BACKGROUND

Current Lung on-chip (LOC) models are promising but lack resident immune cells especially macrophages. Our main project of Lung-Microbiota on-chip (LMOC) aims to (i) reduce animal experiments (short-term) and (ii) completely replace murine models of lung bacterial colonisation (long-term). The iPSC Macrophages will form an important component in this 3D human cell model. The host lab has employed human iPSC-derived macrophages transplanted into mouse models. We will be the first to combine this with an animal-free approach to establish a model for studying lung bacteria colonisation and interaction with the immune system with scalable cellular complexity. This project will significant reduce animal testing and in the future potentially replace murine lung models for infection and colonisation. Using this LMOC model, we will obtain novel insights on long-term bacterial colonisation dynamics, pioneering effects, identify keystone species and dissect the lung immune state.

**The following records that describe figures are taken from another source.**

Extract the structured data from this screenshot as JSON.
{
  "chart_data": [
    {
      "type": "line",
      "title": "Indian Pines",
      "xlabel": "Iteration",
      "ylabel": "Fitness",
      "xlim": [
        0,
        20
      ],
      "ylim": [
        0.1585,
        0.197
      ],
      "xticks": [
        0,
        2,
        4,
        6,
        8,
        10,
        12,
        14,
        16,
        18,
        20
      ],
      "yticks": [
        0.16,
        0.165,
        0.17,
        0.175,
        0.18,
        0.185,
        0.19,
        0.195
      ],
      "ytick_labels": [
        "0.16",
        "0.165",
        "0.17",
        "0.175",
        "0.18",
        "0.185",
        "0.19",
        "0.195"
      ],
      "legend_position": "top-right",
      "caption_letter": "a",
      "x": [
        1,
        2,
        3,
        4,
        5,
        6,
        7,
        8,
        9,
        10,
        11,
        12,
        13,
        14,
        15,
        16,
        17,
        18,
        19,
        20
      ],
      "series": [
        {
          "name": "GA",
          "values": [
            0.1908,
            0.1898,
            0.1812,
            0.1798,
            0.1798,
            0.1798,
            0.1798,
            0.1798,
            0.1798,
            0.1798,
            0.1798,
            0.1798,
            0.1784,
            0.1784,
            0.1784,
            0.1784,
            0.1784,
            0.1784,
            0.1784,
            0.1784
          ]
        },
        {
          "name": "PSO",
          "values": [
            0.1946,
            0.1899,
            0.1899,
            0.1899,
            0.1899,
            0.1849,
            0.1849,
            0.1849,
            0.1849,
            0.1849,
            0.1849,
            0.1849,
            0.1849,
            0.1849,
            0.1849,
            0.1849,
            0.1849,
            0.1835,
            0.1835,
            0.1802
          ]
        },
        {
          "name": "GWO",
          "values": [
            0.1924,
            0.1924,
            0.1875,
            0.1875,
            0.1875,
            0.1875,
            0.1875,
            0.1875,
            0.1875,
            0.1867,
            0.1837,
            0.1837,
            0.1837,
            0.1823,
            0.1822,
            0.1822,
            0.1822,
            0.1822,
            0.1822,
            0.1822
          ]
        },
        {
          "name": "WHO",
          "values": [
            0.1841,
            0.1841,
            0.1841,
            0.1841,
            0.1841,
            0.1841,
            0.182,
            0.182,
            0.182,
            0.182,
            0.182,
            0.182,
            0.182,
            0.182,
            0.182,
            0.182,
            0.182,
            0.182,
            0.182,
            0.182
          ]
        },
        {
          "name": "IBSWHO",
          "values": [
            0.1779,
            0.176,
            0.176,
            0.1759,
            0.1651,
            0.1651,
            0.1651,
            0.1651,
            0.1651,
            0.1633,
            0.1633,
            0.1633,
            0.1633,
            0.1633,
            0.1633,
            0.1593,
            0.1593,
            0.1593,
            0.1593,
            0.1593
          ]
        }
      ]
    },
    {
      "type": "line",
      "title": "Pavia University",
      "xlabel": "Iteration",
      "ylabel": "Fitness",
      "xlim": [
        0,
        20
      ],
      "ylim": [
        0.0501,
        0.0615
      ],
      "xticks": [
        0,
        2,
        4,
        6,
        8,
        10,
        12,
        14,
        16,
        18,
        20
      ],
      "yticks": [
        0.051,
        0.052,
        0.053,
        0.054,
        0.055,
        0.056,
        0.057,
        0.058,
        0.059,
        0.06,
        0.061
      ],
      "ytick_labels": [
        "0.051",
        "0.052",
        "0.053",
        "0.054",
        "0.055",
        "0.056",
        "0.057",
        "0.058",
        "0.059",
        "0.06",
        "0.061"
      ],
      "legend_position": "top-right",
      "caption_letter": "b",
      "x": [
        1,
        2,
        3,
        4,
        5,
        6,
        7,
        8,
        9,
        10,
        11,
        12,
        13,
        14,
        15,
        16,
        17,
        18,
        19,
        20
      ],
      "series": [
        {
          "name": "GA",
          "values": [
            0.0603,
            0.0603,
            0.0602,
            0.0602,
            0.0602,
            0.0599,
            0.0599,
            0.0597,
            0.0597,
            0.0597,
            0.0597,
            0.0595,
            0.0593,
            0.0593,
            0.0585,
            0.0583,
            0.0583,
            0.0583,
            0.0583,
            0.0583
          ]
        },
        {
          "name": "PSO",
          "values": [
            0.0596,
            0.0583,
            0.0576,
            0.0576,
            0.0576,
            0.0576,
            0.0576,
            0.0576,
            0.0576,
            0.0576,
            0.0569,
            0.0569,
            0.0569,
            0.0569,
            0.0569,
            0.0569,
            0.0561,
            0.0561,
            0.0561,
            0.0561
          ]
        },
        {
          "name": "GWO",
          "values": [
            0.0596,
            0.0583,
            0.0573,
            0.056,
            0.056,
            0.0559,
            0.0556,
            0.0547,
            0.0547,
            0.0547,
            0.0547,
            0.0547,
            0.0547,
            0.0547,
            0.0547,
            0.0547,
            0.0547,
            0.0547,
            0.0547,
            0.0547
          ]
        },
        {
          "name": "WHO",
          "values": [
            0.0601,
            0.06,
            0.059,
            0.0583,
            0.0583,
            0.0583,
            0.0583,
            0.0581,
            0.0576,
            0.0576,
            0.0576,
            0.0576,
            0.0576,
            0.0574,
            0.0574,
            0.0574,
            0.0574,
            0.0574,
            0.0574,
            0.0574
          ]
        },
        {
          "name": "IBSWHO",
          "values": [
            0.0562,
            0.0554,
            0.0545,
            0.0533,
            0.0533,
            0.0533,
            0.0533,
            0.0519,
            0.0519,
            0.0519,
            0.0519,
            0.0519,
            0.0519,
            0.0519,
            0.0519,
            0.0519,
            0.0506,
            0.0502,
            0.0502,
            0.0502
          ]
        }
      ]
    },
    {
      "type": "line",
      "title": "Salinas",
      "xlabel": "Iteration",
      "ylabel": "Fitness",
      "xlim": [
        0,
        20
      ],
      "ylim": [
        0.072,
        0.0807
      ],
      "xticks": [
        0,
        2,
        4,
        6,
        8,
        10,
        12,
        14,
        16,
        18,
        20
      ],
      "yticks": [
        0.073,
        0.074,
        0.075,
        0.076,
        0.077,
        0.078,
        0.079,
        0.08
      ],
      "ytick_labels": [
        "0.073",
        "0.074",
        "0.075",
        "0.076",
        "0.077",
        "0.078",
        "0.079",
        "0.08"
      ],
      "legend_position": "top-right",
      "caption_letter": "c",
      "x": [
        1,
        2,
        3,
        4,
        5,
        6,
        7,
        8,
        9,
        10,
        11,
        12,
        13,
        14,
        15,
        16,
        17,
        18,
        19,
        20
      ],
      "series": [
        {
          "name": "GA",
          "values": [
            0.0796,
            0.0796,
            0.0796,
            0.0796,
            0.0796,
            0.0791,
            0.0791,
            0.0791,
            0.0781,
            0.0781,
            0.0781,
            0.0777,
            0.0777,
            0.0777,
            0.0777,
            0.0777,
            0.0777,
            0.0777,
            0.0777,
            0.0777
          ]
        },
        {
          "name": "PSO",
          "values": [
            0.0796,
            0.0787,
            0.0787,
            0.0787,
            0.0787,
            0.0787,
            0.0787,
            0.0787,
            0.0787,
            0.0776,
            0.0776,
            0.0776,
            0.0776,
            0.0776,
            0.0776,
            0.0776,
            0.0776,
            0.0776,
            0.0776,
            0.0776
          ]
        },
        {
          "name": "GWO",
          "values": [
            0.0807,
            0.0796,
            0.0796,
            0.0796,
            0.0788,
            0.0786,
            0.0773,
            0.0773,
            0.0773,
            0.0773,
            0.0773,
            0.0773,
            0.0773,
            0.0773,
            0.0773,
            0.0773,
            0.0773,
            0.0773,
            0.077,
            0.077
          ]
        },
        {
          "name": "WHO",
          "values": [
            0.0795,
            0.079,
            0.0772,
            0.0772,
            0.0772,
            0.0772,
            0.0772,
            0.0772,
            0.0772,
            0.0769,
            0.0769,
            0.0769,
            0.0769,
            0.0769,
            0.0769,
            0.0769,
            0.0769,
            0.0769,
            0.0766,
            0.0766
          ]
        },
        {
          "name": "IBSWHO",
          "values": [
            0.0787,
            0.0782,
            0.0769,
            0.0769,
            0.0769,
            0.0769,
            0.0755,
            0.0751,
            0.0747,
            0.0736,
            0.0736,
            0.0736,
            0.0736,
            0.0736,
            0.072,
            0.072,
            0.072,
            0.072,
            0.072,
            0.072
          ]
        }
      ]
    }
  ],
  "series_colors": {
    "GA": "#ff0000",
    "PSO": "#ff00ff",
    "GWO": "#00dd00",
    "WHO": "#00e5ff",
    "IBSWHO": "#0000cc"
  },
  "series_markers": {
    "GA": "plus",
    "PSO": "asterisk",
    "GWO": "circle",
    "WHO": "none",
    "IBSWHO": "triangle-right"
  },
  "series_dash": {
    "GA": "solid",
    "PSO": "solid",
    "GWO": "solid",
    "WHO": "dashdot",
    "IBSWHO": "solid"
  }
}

For this project we have agreed to collaborate with Prof. Dr. Nico Lachmann at the Hannover Medical School (MHH), Germany. This is the first time, DBMR Bern and MHH, Hannover will collaborate on this topic. The Lachmann group utilises experimental medicine such as stem cell and regenerative approaches to address problems in both cancer, genetic disease and infection in humans. They are a world leading group and one the best in Europe in development of new stem cell approaches and regenerative therapies. They are the pioneers in a continuous and mass production of human induced-pluripotent stem cell (iPSC) system standardised for the community and for consistent supply of macrophages for an array of applications such as important lung infections caused by bacterial pneumonia, tuberculosis, genetic lung diseases and cancer. Upon weighing in the existing expertise in both Switzerland and Europe, no other group has a more streamlined and transferrable approach.